МИСТАГОГ. Ты рассудил, великий бард!
АНЁРЕН. Да. Быть кельтом просто, бретоном – невыносимо. Я рассудил, друид. Иди к отцу, принцесса, и все – прочь. Я останусь с моими песнями, чтобы наблюдать с вершины завтрашнюю битву в ущелье, где так мила уютная долина, как постель для новобрачных, когда бретон ждёт невесту-войну.
МИСТАГОГ. Нет, музыкантишка, будет так, как я хочу! Патриот? Ты – не патриот. Ты суетишься за себя, паршивец, а я болею за Родину и за неё, родимую, умру.
Входят Фантош и Брита.
ФАНТОШ. Сию секунду. Попал! Прекрасный арбалет.
МИСТАГОГ. В спину! Снова – в спину, что за люди, что за времена! (Исчезает.)
БРИТА. Молодец, сынок! Любопытно, как долго будет катиться Мистагогово тело с кручи? И ведь ничего не произошло: земля не разверзлась, небо не обрушилось. А казалось бы – священник, жрец! Лжец. Я, правда, уже отрубала голову этому фокуснику. Ладно, не будет смутьяна хотя бы мгновение – уже фора. Убрали интригана.
ФАНТОШ. Как просто, мама, кончить верхушку, нет власти и нет войны.
ХРИСТИАН. Известное дело: палач. Оррер!
ФАНТОШ. Не нервируй маму, король, с ней шутить опасно.
ХРИСТИАН. Известное дело: шут. Углан!
БРИТА. Молчишь, Анёрен? Правильно, молчи, за тебя говорят песни. А за нас не скажет никто и ничто, кроме нас самих, причём при жизни.
АНЁРЕН. Пришли покончить с королем или родаться с властью?
ФАНТОШ. Пусть сами выбирают, правда, мама?
ХРИСТИАН. Подонки не могут быть королями. Наоборот – это сколько угодно, но чтобы вот так: в спину первосвященника, мечом – в спину принцессе! Нет, мальчик, так государями не становятся, так становятся государственными преступниками. Отбрось арбалет, принц скотного двора, и на мечах, в открытом поединке, отстаивай достоинство и жизнь, а жизнь для королей она всегда на дальнем плане. Вот мой меч.
БРИТА. Не смей, Фантош! На благородстве долго не протянешь. Не глупи.
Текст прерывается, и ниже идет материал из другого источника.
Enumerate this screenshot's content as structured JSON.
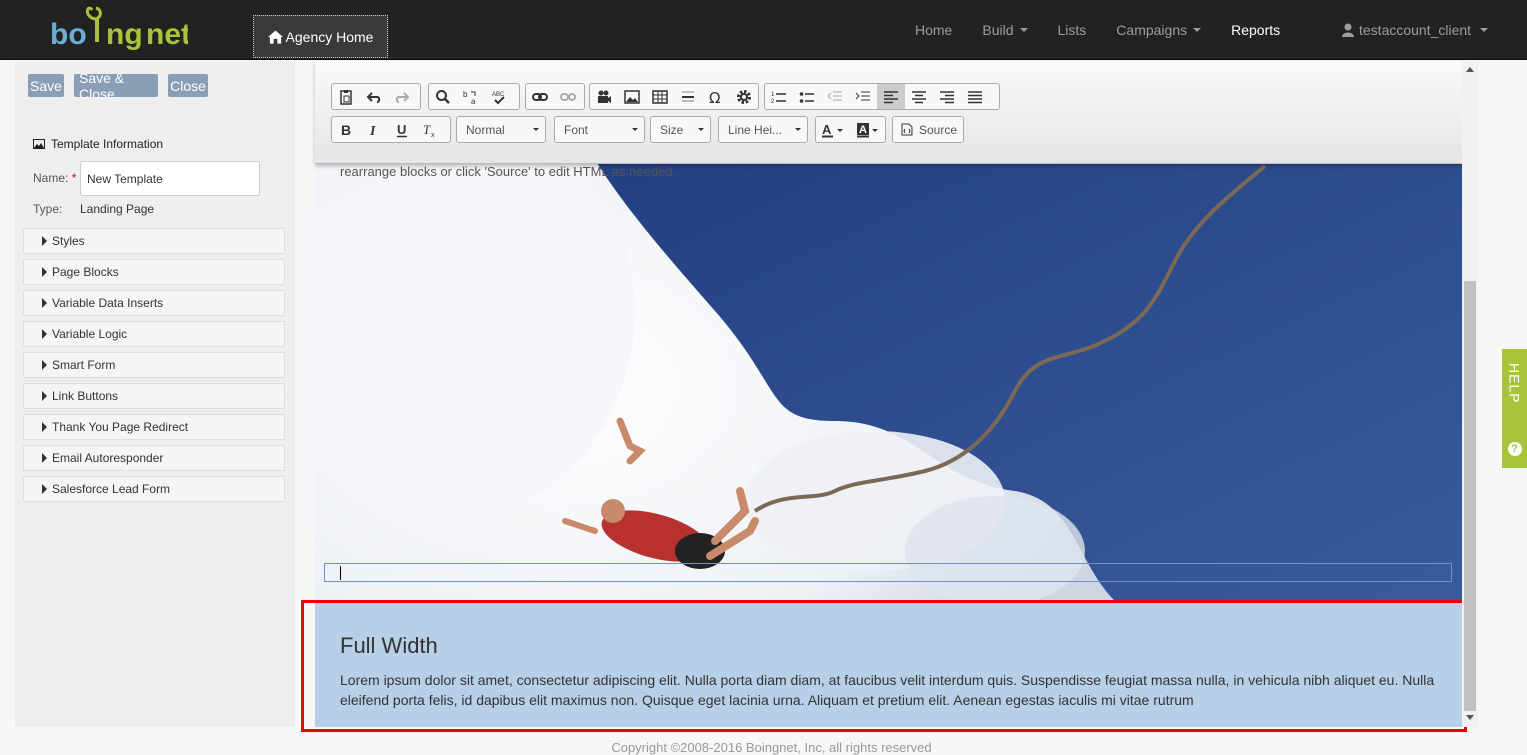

ФАНТОШ. Ну, нет, мамаша, Оррер-Углан-Брита, я сын барона, сам барон! Меня ты держишь за скотину!? Дерись, собака римская! Вот мой меч.
БРИТА. Я помогу, сынок! А вот и мой меч, меч Оррера!
ТУГА. Вот меч принцессы! На этот раз, мерзавцы, в спину – не выйдет!
АНЁРЕН. Остановитесь! Стойте все! Коль вы на самом деле ратуете за Бретонию, за великую религию кельтов, то знайте: барда ослушаться нельзя. Брита, убери меч и прикажи Фантошу сделать то же. И вы, государи, вложите меч в ножны.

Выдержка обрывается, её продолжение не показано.